Abstract

Three new Lower Cretaceous vertebrate sites (Vadillos-1, Vadillos-2, El Tobar) have been recently discovered and studied in the Cuenca Province (Central Spain). They are located in deposits of “Wealden” facies belonging to the El Collado Sandstone and Clay Formation. In these outcrops, micro and macroremains corresponding to plants, invertebrates and vertebrates have been collected and subsequently assigned to macrophytes, charophytes (e.g., Atopochara trivolvis triquetra, Globator maillardii trochiliscoides, Clavator harrisii harrisii), ostracods (e.g., Cypridea gr. modesta, Cypridea cf. C. isasae, Cypridea sp. aff. C. moneta, Cypridea sp. 1, Cypridea sp. 2), molluscs (Unionoida, Viviparus sp.), fishes, amphibians, turtles (cf. Eucryptodira), crocodyliforms (Neosuchia) and dinosaurs (ankylosaurs, ornithopods, theropods).
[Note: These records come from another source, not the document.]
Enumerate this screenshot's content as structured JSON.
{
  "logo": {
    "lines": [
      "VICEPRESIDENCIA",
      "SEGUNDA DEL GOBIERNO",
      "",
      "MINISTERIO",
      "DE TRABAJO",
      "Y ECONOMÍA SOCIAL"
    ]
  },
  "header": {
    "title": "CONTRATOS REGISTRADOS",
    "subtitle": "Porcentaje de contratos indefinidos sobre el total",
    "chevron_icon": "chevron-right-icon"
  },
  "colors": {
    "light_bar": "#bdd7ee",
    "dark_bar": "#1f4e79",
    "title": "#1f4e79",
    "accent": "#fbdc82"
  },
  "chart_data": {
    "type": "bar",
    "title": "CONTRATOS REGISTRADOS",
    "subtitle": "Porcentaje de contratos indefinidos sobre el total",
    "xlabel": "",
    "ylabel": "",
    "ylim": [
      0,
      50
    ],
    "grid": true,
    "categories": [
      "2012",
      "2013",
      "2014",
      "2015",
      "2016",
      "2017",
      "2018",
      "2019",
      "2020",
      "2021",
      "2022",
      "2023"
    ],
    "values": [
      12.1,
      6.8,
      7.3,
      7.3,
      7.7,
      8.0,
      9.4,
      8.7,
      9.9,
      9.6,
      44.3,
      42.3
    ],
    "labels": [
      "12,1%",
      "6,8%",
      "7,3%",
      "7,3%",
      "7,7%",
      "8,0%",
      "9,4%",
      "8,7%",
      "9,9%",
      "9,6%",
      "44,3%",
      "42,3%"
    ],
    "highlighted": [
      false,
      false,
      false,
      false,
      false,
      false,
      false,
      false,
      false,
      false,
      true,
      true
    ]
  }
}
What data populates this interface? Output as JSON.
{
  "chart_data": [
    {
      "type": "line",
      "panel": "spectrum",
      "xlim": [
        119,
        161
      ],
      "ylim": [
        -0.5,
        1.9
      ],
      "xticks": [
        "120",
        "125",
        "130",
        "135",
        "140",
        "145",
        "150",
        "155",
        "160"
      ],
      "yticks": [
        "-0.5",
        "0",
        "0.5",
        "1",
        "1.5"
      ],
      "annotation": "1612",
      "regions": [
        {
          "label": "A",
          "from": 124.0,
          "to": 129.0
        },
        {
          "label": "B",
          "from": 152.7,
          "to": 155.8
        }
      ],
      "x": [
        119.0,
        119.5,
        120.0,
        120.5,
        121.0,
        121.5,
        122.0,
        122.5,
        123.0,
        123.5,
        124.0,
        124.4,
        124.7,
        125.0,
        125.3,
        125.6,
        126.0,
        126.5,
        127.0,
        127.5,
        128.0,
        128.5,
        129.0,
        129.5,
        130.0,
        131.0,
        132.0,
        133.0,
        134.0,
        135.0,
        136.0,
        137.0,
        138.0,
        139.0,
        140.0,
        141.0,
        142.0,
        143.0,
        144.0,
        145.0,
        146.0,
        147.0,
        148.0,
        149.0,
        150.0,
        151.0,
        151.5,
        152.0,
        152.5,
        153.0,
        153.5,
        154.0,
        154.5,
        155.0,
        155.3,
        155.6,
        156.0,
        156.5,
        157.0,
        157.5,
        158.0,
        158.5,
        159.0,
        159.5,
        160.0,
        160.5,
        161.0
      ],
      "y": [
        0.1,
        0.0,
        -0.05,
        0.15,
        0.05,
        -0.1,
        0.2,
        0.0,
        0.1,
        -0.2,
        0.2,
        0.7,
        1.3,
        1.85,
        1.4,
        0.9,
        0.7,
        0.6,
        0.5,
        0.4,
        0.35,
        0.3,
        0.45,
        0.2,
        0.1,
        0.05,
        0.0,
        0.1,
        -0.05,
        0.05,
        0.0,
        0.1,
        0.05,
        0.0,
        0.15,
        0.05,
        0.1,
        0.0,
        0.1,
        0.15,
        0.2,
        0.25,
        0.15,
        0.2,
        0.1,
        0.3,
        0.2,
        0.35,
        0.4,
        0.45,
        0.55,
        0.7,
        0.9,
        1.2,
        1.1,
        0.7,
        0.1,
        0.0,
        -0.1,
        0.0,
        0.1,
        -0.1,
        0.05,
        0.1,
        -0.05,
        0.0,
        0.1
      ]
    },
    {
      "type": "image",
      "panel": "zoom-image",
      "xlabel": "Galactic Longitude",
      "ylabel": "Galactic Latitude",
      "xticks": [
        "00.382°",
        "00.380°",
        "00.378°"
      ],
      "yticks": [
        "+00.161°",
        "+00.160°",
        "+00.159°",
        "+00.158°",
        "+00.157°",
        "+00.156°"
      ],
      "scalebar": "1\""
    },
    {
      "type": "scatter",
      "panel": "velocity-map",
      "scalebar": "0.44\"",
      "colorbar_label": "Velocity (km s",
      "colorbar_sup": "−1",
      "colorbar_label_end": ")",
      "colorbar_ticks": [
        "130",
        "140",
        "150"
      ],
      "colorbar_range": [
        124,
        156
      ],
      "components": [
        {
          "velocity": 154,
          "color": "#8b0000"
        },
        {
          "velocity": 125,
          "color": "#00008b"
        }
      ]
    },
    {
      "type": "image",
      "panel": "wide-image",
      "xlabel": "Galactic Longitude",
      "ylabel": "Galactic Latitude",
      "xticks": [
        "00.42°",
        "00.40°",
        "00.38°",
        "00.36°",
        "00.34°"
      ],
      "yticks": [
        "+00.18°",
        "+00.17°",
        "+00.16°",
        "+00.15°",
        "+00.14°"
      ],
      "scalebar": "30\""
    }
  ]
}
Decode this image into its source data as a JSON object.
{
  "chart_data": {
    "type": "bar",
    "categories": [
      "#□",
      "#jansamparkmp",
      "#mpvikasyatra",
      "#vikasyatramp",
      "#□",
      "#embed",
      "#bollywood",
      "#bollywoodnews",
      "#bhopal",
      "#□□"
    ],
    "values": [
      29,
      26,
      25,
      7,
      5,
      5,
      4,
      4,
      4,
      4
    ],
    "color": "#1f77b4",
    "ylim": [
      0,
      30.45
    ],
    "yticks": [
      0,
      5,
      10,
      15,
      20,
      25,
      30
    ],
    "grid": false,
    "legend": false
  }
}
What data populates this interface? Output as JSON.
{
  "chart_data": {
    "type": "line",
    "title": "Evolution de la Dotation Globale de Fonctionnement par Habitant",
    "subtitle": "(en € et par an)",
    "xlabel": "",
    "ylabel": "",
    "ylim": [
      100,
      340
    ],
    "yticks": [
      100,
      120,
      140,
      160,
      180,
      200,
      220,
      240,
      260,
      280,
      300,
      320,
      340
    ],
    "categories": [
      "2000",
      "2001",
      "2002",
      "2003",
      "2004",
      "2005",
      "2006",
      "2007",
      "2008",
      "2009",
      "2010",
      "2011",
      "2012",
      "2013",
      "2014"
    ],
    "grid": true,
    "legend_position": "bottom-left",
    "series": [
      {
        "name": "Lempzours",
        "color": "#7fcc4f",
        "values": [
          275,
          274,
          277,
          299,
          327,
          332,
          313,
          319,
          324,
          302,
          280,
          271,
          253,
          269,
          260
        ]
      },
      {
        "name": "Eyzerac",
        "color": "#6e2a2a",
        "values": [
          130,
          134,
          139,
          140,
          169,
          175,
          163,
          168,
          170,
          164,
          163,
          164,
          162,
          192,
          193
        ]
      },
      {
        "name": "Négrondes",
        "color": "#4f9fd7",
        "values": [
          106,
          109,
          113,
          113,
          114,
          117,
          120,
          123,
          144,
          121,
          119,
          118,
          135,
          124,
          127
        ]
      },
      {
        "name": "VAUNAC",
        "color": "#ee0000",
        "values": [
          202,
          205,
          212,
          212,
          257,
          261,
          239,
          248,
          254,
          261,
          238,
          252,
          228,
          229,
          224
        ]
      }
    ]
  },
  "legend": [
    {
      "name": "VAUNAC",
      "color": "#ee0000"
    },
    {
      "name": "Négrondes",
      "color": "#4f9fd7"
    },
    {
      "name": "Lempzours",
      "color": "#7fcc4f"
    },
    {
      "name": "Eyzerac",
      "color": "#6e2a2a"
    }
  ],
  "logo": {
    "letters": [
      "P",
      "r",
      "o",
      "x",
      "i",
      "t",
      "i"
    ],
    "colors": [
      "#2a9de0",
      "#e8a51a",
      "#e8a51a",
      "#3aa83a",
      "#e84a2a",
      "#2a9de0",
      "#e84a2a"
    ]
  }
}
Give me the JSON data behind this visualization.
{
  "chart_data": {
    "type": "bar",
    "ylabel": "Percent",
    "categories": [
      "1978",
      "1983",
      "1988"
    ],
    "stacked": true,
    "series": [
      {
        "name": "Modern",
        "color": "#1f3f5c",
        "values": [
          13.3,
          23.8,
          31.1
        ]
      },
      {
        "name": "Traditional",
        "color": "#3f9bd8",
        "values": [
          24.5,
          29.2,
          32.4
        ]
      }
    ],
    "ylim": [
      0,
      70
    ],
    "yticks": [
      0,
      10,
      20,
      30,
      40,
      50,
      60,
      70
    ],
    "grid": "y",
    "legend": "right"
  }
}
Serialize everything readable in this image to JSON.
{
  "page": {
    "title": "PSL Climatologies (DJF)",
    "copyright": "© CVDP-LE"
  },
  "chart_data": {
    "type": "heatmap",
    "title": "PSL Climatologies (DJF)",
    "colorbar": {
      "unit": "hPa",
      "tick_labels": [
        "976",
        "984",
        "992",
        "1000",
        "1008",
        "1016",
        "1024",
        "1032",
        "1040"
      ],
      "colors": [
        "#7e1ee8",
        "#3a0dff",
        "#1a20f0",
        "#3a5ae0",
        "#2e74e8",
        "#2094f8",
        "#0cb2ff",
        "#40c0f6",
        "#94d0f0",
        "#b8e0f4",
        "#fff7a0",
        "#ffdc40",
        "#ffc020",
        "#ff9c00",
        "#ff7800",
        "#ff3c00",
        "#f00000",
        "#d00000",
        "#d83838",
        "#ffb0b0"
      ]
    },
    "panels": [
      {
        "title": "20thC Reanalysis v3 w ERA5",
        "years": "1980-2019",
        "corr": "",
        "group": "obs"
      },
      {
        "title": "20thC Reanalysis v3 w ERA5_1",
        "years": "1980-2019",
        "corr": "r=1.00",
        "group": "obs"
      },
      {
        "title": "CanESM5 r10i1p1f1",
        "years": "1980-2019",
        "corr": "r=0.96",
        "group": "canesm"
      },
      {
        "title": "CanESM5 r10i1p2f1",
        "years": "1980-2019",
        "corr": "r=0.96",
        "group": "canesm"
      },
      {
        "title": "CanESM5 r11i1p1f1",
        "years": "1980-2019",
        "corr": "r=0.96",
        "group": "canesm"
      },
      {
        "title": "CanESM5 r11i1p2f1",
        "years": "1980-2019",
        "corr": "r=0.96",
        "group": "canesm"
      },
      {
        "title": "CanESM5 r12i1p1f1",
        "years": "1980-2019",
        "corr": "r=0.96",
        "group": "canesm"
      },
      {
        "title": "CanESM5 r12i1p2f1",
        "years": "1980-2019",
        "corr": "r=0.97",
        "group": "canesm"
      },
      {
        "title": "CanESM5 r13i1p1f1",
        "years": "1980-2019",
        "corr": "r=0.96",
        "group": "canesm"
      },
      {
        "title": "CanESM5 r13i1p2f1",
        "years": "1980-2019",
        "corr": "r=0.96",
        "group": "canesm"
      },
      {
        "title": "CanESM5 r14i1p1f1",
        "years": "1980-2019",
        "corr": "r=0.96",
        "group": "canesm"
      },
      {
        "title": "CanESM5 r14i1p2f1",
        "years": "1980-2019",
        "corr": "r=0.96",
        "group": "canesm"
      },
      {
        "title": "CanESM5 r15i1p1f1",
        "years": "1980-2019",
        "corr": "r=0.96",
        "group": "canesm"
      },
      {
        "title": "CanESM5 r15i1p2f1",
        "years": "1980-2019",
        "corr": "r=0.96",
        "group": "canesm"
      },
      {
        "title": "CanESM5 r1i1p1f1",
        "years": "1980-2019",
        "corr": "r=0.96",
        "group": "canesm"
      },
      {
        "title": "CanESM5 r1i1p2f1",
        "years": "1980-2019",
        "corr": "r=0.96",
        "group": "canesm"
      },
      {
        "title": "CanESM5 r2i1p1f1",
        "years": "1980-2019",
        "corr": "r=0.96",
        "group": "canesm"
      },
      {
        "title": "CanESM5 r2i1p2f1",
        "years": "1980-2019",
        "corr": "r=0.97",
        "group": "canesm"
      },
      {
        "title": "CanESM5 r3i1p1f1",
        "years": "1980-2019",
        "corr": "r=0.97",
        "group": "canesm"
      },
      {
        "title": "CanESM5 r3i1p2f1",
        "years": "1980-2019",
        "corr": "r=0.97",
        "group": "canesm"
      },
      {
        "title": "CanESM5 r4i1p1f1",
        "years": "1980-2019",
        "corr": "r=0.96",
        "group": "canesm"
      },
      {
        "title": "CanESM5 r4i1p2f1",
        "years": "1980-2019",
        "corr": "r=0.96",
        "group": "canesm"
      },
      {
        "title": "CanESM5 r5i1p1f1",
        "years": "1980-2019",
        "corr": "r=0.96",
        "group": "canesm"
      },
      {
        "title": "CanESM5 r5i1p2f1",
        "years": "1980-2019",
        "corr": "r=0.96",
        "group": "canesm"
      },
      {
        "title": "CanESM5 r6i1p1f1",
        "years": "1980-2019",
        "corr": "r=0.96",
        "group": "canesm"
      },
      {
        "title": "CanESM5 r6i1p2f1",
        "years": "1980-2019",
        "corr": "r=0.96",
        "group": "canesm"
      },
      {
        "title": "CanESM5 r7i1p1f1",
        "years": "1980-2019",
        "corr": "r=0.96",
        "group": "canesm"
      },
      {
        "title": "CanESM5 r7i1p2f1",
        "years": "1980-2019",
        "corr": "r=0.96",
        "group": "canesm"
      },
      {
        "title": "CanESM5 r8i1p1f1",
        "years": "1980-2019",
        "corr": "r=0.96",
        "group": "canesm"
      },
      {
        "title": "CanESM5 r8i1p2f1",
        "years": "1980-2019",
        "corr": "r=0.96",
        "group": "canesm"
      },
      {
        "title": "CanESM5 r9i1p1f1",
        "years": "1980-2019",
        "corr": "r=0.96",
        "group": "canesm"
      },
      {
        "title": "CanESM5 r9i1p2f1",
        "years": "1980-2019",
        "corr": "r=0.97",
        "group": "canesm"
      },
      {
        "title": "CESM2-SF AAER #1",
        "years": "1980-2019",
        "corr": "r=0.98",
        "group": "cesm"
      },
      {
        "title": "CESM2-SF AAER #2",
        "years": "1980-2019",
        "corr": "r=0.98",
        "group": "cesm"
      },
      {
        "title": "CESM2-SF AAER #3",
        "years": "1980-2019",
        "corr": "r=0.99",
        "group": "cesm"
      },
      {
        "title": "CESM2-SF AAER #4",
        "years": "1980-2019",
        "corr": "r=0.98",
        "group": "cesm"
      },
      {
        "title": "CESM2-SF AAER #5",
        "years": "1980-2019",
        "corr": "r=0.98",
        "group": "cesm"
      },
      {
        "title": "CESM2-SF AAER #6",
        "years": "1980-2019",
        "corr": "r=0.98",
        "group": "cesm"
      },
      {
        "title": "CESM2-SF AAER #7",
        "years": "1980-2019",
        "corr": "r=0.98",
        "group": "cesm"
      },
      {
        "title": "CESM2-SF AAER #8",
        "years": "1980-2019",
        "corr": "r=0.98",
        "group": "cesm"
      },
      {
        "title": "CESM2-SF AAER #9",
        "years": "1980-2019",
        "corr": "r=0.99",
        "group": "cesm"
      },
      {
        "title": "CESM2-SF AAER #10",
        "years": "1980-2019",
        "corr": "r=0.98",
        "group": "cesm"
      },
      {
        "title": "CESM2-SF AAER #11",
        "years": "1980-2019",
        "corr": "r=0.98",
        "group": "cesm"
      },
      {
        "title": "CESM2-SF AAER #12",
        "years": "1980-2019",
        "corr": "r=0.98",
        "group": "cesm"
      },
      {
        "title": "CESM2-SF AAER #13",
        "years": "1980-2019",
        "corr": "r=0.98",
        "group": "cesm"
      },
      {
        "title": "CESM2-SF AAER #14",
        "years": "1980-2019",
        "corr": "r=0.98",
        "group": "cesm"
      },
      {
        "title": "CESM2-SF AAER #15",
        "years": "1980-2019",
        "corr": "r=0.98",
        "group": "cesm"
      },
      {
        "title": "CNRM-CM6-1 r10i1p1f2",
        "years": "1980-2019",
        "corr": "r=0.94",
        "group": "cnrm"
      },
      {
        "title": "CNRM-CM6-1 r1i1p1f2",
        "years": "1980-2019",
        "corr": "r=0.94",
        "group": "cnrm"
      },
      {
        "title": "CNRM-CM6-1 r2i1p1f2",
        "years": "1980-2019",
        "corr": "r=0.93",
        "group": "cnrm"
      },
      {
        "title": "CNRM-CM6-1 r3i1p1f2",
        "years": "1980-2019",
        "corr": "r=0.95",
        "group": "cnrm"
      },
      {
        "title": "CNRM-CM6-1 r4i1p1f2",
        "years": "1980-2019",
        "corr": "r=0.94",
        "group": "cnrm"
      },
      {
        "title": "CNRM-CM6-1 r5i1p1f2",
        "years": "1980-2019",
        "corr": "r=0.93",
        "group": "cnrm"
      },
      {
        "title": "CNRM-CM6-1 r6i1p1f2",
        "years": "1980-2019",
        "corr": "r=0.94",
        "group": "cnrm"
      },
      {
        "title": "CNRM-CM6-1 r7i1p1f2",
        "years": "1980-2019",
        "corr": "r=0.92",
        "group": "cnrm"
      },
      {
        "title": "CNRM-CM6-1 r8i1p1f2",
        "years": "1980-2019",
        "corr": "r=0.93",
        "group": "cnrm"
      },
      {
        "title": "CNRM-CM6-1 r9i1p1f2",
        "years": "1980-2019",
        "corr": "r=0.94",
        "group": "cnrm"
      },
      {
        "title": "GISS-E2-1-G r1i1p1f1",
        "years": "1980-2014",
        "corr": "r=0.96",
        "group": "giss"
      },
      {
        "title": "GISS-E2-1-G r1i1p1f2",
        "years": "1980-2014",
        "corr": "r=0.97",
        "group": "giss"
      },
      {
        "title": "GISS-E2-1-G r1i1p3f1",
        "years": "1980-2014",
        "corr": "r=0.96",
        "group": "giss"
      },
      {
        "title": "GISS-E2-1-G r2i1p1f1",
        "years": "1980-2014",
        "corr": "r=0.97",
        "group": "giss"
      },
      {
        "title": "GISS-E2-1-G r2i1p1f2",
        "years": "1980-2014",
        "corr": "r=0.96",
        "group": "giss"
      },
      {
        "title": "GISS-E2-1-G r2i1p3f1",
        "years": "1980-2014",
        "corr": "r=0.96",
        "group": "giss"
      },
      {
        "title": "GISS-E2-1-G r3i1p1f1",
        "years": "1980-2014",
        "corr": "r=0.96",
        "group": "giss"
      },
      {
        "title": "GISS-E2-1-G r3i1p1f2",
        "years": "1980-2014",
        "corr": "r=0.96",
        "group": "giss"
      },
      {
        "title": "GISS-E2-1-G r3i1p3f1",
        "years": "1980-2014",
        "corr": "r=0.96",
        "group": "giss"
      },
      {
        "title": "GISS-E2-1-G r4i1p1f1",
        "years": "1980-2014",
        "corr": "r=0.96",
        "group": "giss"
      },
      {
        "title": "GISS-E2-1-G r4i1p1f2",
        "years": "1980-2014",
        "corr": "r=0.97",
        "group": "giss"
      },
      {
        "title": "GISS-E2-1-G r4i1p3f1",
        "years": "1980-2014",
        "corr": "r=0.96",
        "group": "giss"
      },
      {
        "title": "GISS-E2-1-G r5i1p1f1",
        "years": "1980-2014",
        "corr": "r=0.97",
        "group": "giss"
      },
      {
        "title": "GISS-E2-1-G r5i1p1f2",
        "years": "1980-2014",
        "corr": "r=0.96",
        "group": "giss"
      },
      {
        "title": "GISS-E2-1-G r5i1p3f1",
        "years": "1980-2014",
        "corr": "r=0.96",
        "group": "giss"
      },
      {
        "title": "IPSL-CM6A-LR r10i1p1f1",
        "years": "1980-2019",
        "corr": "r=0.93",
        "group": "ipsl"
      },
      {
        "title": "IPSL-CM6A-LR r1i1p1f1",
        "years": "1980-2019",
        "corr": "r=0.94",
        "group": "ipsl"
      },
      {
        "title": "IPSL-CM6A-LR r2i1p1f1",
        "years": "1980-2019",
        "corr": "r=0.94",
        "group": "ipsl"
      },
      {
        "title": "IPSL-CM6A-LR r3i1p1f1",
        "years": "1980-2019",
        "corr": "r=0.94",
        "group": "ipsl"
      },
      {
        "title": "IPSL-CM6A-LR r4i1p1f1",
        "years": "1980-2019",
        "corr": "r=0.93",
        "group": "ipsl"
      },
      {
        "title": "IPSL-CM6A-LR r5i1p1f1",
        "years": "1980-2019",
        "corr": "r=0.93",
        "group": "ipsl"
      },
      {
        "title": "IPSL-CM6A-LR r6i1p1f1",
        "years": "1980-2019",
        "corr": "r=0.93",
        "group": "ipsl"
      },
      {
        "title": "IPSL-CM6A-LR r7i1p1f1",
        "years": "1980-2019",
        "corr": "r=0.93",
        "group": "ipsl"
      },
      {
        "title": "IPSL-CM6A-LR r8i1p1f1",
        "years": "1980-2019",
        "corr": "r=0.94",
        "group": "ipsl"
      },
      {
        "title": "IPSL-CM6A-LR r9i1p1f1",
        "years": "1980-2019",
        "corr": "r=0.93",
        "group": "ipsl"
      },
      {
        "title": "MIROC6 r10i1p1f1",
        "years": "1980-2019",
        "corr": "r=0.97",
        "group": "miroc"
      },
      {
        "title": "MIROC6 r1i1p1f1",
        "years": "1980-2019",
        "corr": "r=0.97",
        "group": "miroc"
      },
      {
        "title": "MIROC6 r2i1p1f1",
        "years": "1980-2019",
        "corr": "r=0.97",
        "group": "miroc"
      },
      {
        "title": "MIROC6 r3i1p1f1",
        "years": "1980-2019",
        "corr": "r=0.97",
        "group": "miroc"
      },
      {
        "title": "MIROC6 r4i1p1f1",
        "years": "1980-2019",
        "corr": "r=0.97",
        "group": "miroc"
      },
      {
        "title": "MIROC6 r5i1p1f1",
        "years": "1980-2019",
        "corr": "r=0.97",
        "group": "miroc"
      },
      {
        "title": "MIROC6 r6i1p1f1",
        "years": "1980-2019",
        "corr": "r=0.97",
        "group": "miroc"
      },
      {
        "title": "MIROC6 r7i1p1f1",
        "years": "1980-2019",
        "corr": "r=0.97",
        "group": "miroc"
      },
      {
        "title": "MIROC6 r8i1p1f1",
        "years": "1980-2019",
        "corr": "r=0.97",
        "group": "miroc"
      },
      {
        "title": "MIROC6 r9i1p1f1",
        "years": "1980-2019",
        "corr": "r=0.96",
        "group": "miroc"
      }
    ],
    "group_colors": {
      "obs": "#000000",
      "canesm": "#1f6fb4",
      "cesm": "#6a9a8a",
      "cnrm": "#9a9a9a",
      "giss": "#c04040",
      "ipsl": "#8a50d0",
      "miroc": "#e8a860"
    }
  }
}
Among the vertebrate remains, scales, teeth, plates, osteoderms, phalanges, ribs, vertebrae and other incomplete bones, as well as eggshell fragments have been identified. This rich and diverse assemblage was deposited in an upper Barremian alluvial-palustrine muddy floodplain crossed by braided sandy channels.